Minister Calls for Work to Tackle Kina Barrens

Changes to fishing rules and a significant science programme are being undertaken to address kina barrens, says Minister for Oceans and Fisheries Shane Jones.

“There has been tremendous interest from iwi, communities and recreational fishers who had raised concerns about such kina infestations being a major threat to Northland’s marine biodiversity,” said Mr Jones.

“I have instructed my officials to accelerate and prioritise this work to address these pressing concerns.”

There are several pieces of work underway to address kina barrens, including: 

  • A two-year fisheries closure and fishing method prohibition at Tutukaka Harbour, Ngunguru Bay, Ngunguru River, Horahora River, and surrounding areas to help increase the abundance of rock lobster, a predator of kina.
  • Options for rule changes that will better enable iwi and communities to remove kina from kina barren areas. Two new types of permits are being proposed to enable improved and more efficient management of kina barren areas.
  • Consideration of an increase of the recreational bag limit for kina, and the potential for this to contribute as part of the overall package of measures to manage kina barrens. This option will go through public consultation in the coming months.
  • A scientific programme to deepen our understanding of kina barrens and their impacts, and inform evidence-based decision making. This includes mapping to better understand the specific nature and extent of kina barren areas.

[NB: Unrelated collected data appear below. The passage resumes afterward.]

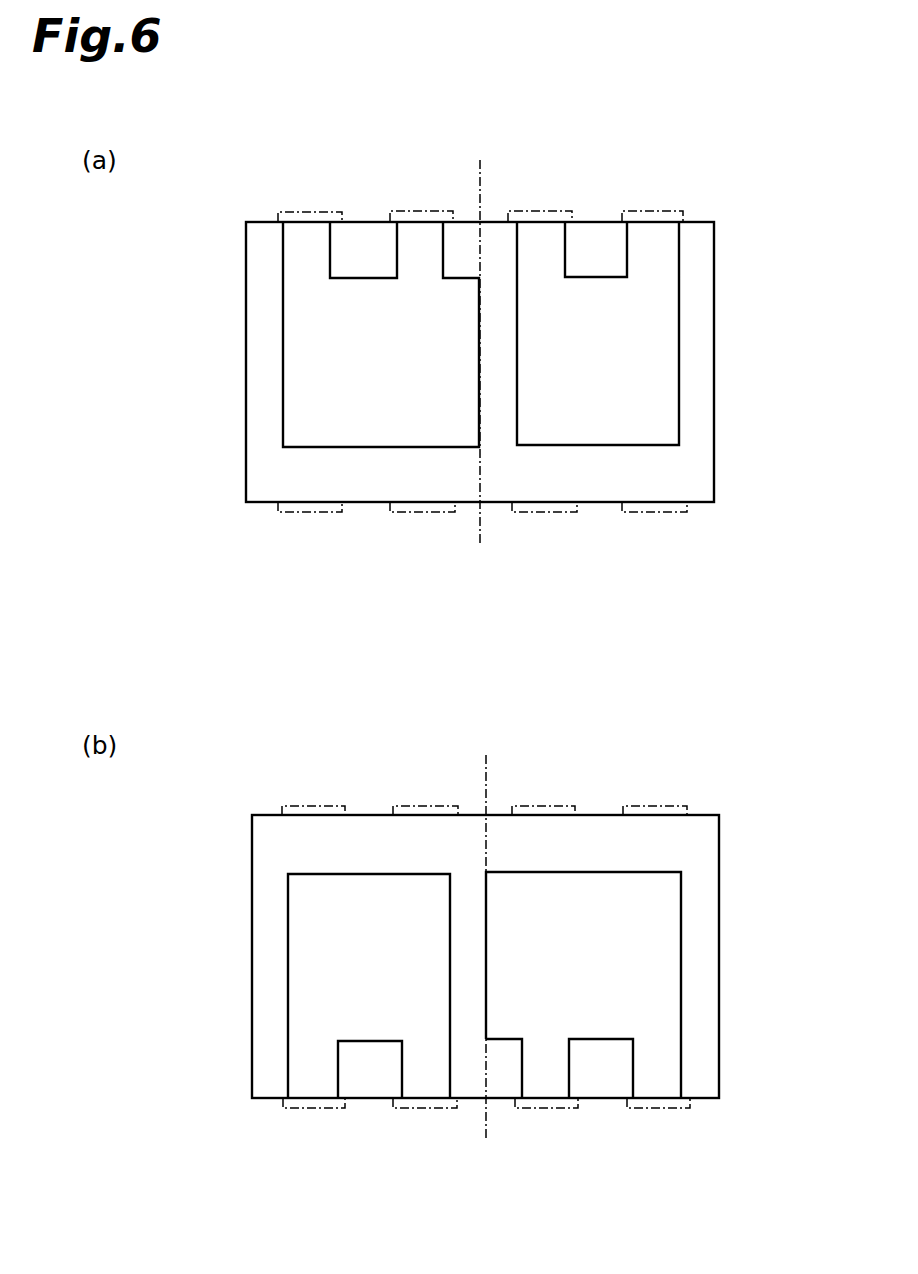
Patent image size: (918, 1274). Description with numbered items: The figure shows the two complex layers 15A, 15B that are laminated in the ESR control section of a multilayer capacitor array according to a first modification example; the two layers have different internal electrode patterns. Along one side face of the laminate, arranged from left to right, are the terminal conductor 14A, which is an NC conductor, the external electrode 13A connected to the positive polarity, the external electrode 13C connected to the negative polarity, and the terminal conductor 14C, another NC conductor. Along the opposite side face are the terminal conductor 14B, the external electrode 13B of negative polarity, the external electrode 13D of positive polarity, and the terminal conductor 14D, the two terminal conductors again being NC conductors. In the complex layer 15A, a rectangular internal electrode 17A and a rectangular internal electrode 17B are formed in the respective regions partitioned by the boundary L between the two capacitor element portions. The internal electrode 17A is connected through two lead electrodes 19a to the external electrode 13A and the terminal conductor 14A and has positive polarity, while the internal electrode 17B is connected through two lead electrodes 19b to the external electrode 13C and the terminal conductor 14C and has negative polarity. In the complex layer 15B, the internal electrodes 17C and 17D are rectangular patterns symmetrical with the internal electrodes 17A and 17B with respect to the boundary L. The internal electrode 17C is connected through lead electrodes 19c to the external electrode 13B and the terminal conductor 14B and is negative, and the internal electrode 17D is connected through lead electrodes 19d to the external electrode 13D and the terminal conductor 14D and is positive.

The external electrode 13A is at (402, 211).
The external electrode 13B is at (401, 513).
The external electrode 13C is at (566, 211).
The external electrode 13D is at (564, 513).
The terminal conductor 14A is at (292, 212).
The terminal conductor 14B is at (292, 513).
The terminal conductor 14C is at (679, 211).
The terminal conductor 14D is at (683, 513).
The complex layer 15A is at (766, 194).
The complex layer 15B is at (766, 794).
The internal electrode 17A is at (300, 352).
The internal electrode 17B is at (660, 348).
The internal electrode 17C is at (308, 968).
The internal electrode 17D is at (665, 962).
The lead electrode 19a is at (297, 257).
The lead electrode 19b is at (553, 252).
The lead electrode 19c is at (298, 1072).
The lead electrode 19d is at (565, 1070).
The boundary L is at (482, 532).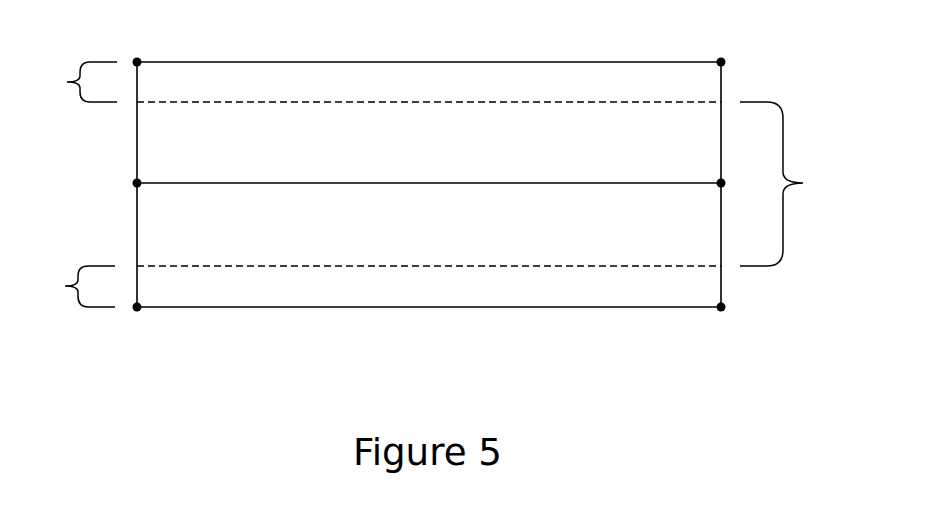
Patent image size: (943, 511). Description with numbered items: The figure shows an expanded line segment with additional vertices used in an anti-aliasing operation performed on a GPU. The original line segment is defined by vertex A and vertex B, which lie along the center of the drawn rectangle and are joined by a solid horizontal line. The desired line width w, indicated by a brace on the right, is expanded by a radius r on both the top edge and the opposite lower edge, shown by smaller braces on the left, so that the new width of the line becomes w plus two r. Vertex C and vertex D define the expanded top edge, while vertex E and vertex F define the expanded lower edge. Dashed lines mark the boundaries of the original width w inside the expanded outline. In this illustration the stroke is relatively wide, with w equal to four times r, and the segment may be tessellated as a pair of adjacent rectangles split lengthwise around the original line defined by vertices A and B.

The vertex A is at (139, 180).
The vertex B is at (719, 180).
The vertex C is at (139, 59).
The vertex D is at (719, 59).
The vertex E is at (139, 309).
The vertex F is at (719, 309).
The radius r is at (80, 184).
The line width w is at (788, 184).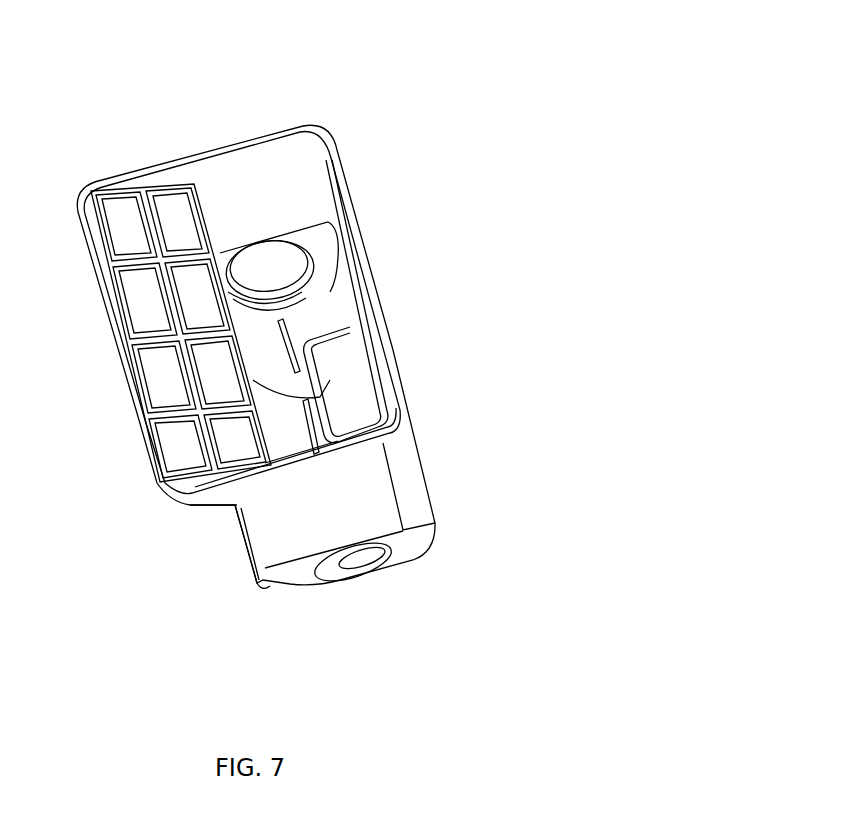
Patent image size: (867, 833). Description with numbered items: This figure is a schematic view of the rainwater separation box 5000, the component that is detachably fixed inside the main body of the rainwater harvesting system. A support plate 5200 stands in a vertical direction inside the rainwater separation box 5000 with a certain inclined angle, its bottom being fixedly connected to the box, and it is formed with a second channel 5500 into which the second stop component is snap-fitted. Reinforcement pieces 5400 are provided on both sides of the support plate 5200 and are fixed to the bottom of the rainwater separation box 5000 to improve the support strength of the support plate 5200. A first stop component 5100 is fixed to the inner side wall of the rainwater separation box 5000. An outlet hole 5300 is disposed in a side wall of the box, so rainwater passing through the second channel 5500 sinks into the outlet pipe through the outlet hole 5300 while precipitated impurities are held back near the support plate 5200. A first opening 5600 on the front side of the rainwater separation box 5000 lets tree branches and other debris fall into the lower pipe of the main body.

The rainwater separation box 5000 is at (245, 190).
The first stop component 5100 is at (143, 313).
The support plate 5200 is at (314, 222).
The outlet hole 5300 is at (350, 560).
The reinforcement piece 5400 is at (374, 312).
The second channel 5500 is at (350, 403).
The first opening 5600 is at (235, 530).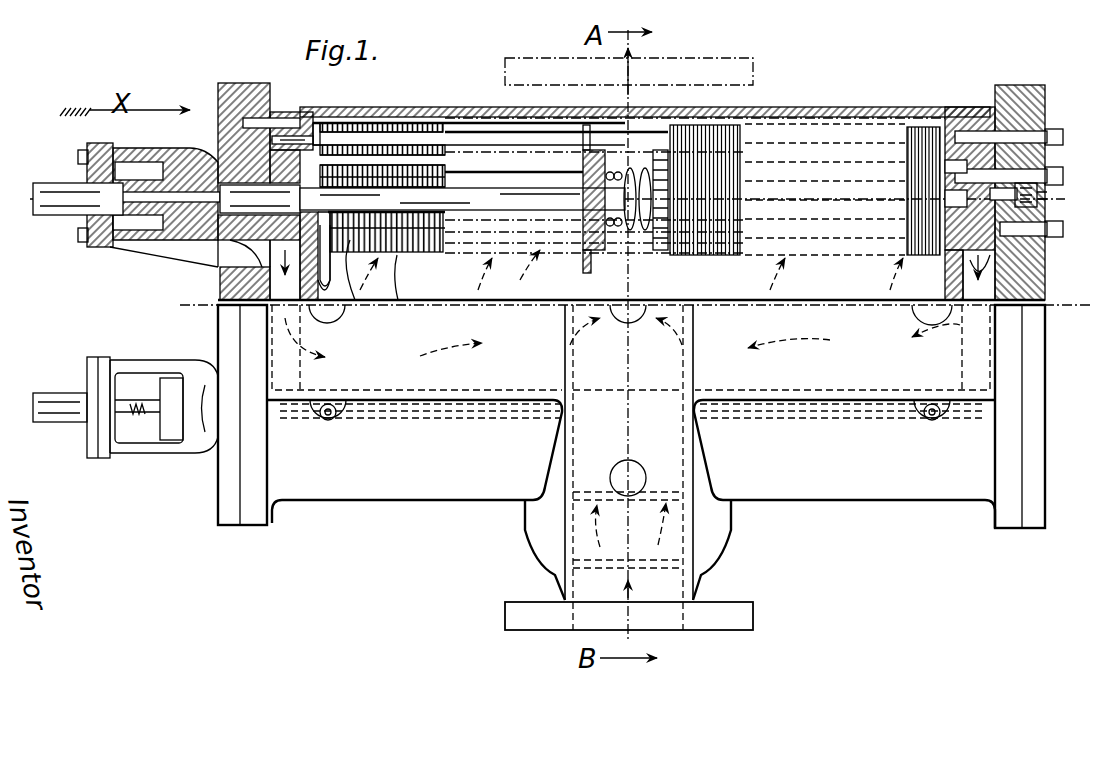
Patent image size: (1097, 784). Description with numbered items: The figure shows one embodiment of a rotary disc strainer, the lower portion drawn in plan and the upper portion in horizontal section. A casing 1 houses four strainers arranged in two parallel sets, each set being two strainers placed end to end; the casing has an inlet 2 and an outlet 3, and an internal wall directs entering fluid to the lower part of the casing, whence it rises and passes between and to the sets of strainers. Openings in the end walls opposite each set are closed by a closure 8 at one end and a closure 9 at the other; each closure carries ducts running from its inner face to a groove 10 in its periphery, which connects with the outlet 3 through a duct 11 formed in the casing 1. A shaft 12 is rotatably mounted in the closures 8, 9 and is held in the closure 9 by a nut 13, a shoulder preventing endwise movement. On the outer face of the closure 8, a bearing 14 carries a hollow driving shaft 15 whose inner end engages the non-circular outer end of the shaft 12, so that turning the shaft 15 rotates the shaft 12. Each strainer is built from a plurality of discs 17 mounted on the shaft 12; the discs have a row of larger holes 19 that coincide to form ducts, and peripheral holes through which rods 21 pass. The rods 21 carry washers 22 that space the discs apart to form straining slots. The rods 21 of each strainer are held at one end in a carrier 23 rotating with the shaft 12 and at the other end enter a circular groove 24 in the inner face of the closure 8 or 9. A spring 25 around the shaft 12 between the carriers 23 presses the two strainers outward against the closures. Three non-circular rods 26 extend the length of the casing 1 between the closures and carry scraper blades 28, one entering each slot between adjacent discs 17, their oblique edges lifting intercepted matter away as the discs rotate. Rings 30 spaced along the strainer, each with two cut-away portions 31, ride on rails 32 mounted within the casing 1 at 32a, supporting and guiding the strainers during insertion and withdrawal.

The casing 1 is at (848, 107).
The inlet 2 is at (665, 613).
The outlet 3 is at (693, 100).
The closure 8 is at (218, 280).
The closure 9 is at (1027, 107).
The groove 10 is at (323, 263).
The duct 11 is at (352, 305).
The shaft 12 is at (487, 195).
The nut 13 is at (1037, 206).
The bearing 14 is at (87, 233).
The shaft 15 is at (152, 185).
The discs 17 is at (712, 147).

Hui were held on 23 and 24 January with iwi, hapu, and tangata kaitiaki representatives to discuss ongoing initiatives and management tools that are available to reduce the spread and extent of kina barrens.

“There’s a desire for tools that empower tangata whenua to manage kina and kina barrens within their own rohe, and community groups have also expressed an interest in getting behind this important work.

“What I would like to see is locals getting involved in removing unwanted kina, without inadvertently affecting healthy kina populations. There is an opportunity here for a new generation of people to learn about their local marine ecosystem and take part in restoring and preserving its ongoing health.”